オーストラリア東部で開催されている世界ラリー選手権(WRC)の第10戦。DAY2はSS9からSS12の4つのスペシャルステージが行われ、チャンピオン獲得に王手をかけているセバスチャン・オジェ(フォルクスワーゲン・ポロR WRC)がトップに立った。しかしWRCのドライバーたちは夜に走行が行われたSS12に対し、埃と暗闇で視界がまったくなく危険なステージだったと主催者を非難している。

 午前中に行われたSS9とSS10ではオーストラリアを良く知るニュージーランド出身のヘイデン・パッドン(ヒュンダイi20 WRC)がステージトップをマークしトップの差を詰める。クリス・ミーク(シトロエンDS3 WRC)がヤリ-マティ・ラトバラ(フォルクスワーゲン・ポロR WRC)を抜きトップに立ったが、5番手のパッドンも9.3秒差と僅差で午後のステージを迎えた。

 午後の2ステージでステージトップを奪ったのがオーストラリアで王者決定を目指すオジェ。ミークに0.3秒差をつけ二日目をトップで折り返した。

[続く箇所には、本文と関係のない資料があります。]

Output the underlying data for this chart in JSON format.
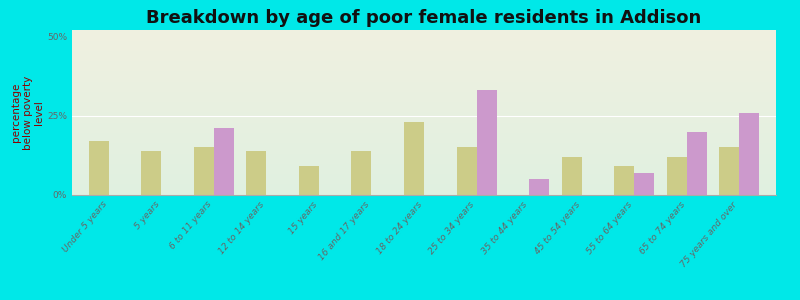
{
  "title": "Breakdown by age of poor female residents in Addison",
  "ylabel": "percentage\nbelow poverty\nlevel",
  "categories": [
    "Under 5 years",
    "5 years",
    "6 to 11 years",
    "12 to 14 years",
    "15 years",
    "16 and 17 years",
    "18 to 24 years",
    "25 to 34 years",
    "35 to 44 years",
    "45 to 54 years",
    "55 to 64 years",
    "65 to 74 years",
    "75 years and over"
  ],
  "addison_values": [
    0,
    0,
    21,
    0,
    0,
    0,
    0,
    33,
    5,
    0,
    7,
    20,
    26
  ],
  "wisconsin_values": [
    17,
    14,
    15,
    14,
    9,
    14,
    23,
    15,
    0,
    12,
    9,
    12,
    15
  ],
  "addison_color": "#cc99cc",
  "wisconsin_color": "#cccc88",
  "background_top": "#f0f0e0",
  "background_bottom": "#e0f0e0",
  "bg_outer": "#00e8e8",
  "ylim": [
    0,
    52
  ],
  "yticks": [
    0,
    25,
    50
  ],
  "ytick_labels": [
    "0%",
    "25%",
    "50%"
  ],
  "bar_width": 0.38,
  "title_fontsize": 13,
  "label_fontsize": 6.5,
  "ylabel_fontsize": 7.5
}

 しかし二日目最終ステージとなるSS12にドライバーからは非難の声がでている。18時10分から走行が開始するナイトステージとして設定されていたが、ステージトップを獲ったオジェは、「グラベルでのナイトステージはするべきではない。安全面でいいとは言えないよ。僕たちは主催者に“考えてほしい。これは最高のアイデアとは言えない”と発言していたんだ。とてもダスティで、走行の間が5分取られていて悪夢とはならなかったが、最も安全なコンディションではなかった」とコメント。

 しかし、3連覇が目前に迫りトップで最終日を迎えるにあたってはオジェは期待のコメントもしている。

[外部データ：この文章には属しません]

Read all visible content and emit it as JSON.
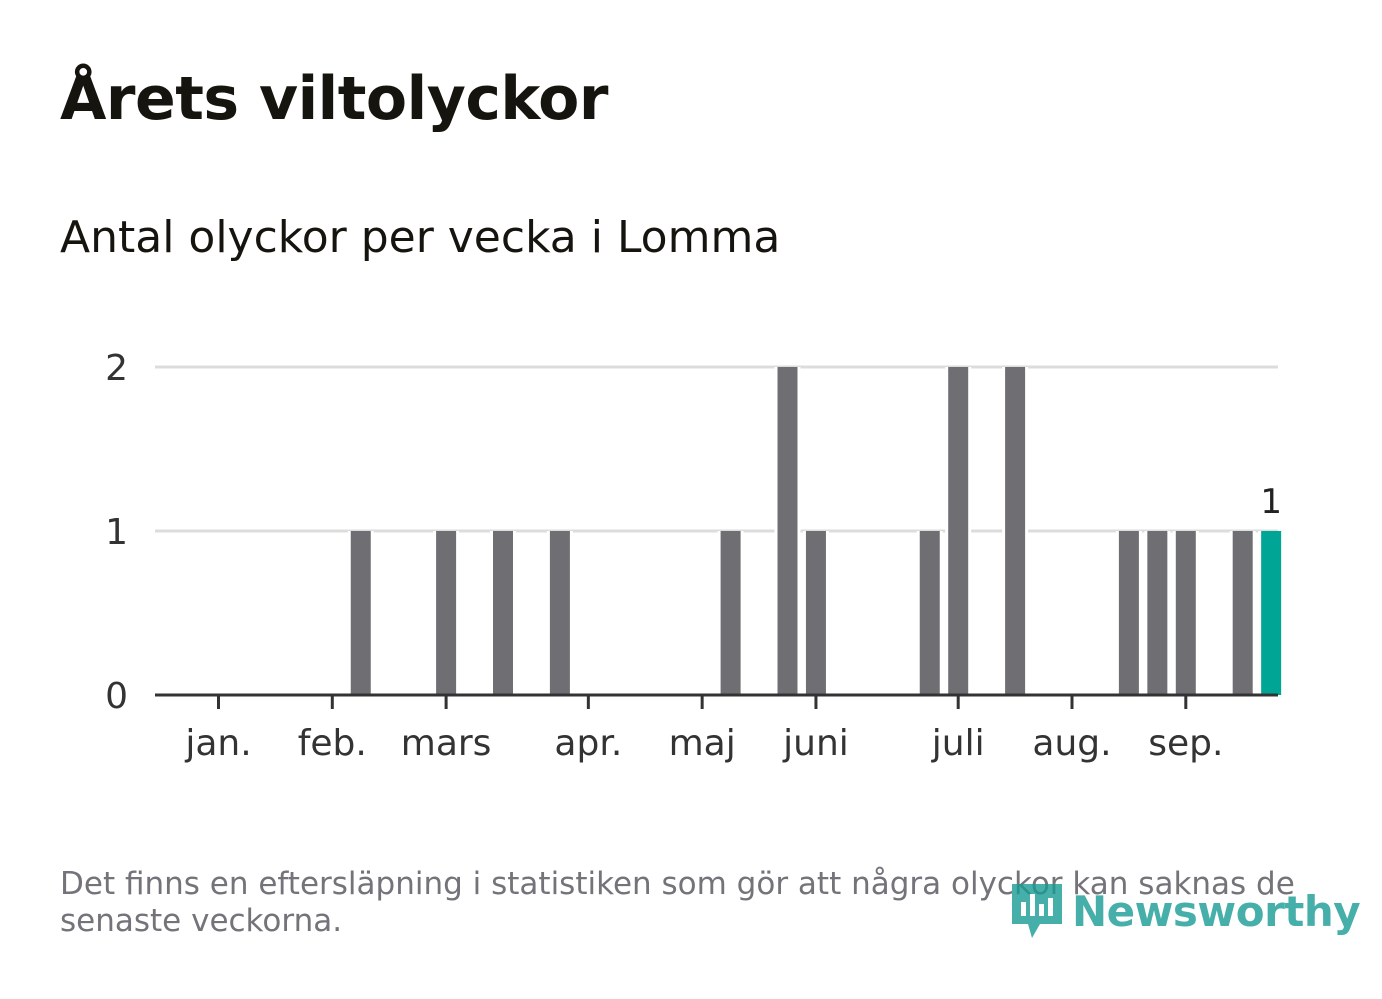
{
  "header": {
    "title": "Årets viltolyckor",
    "subtitle": "Antal olyckor per vecka i Lomma"
  },
  "footer": {
    "note": "Det finns en eftersläpning i statistiken som gör att några olyckor kan saknas de senaste veckorna.",
    "brand": "Newsworthy"
  },
  "colors": {
    "bar": "#6f6e73",
    "highlight": "#00a596",
    "grid": "#dcdcdc",
    "axis": "#333333"
  },
  "chart_data": {
    "type": "bar",
    "title": "Årets viltolyckor",
    "subtitle": "Antal olyckor per vecka i Lomma",
    "xlabel": "",
    "ylabel": "",
    "ylim": [
      0,
      2
    ],
    "yticks": [
      0,
      1,
      2
    ],
    "x_unit": "week",
    "weeks": [
      1,
      2,
      3,
      4,
      5,
      6,
      7,
      8,
      9,
      10,
      11,
      12,
      13,
      14,
      15,
      16,
      17,
      18,
      19,
      20,
      21,
      22,
      23,
      24,
      25,
      26,
      27,
      28,
      29,
      30,
      31,
      32,
      33,
      34,
      35,
      36,
      37,
      38
    ],
    "values": [
      0,
      0,
      0,
      0,
      0,
      1,
      0,
      0,
      1,
      0,
      1,
      0,
      1,
      0,
      0,
      0,
      0,
      0,
      1,
      0,
      2,
      1,
      0,
      0,
      0,
      1,
      2,
      0,
      2,
      0,
      0,
      0,
      1,
      1,
      1,
      0,
      1,
      1
    ],
    "highlight_index": 37,
    "highlight_label": "1",
    "month_ticks": [
      {
        "label": "jan.",
        "week": 0.2
      },
      {
        "label": "feb.",
        "week": 4.2
      },
      {
        "label": "mars",
        "week": 8.2
      },
      {
        "label": "apr.",
        "week": 13.2
      },
      {
        "label": "maj",
        "week": 17.2
      },
      {
        "label": "juni",
        "week": 21.2
      },
      {
        "label": "juli",
        "week": 26.2
      },
      {
        "label": "aug.",
        "week": 30.2
      },
      {
        "label": "sep.",
        "week": 34.2
      }
    ],
    "grid": true
  }
}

「もちろんハッピーだよ。今夜リードできるなんて期待していなかったからね。今は明日のバトル再開を楽しみにしているよ。クリス(ミーク)やヤリ-マティ(ラトバラ)とは小さなギャップしかないからね。だからすべてはまだ決まっていないよ」

 3番手2.6秒差ではラトバラ。4番手のアンドレアス・ミケルセン(フォルクスワーゲン・ポロR WRC)は9.1秒差と最終日も激しい優勝争いが繰り広げられそうだ。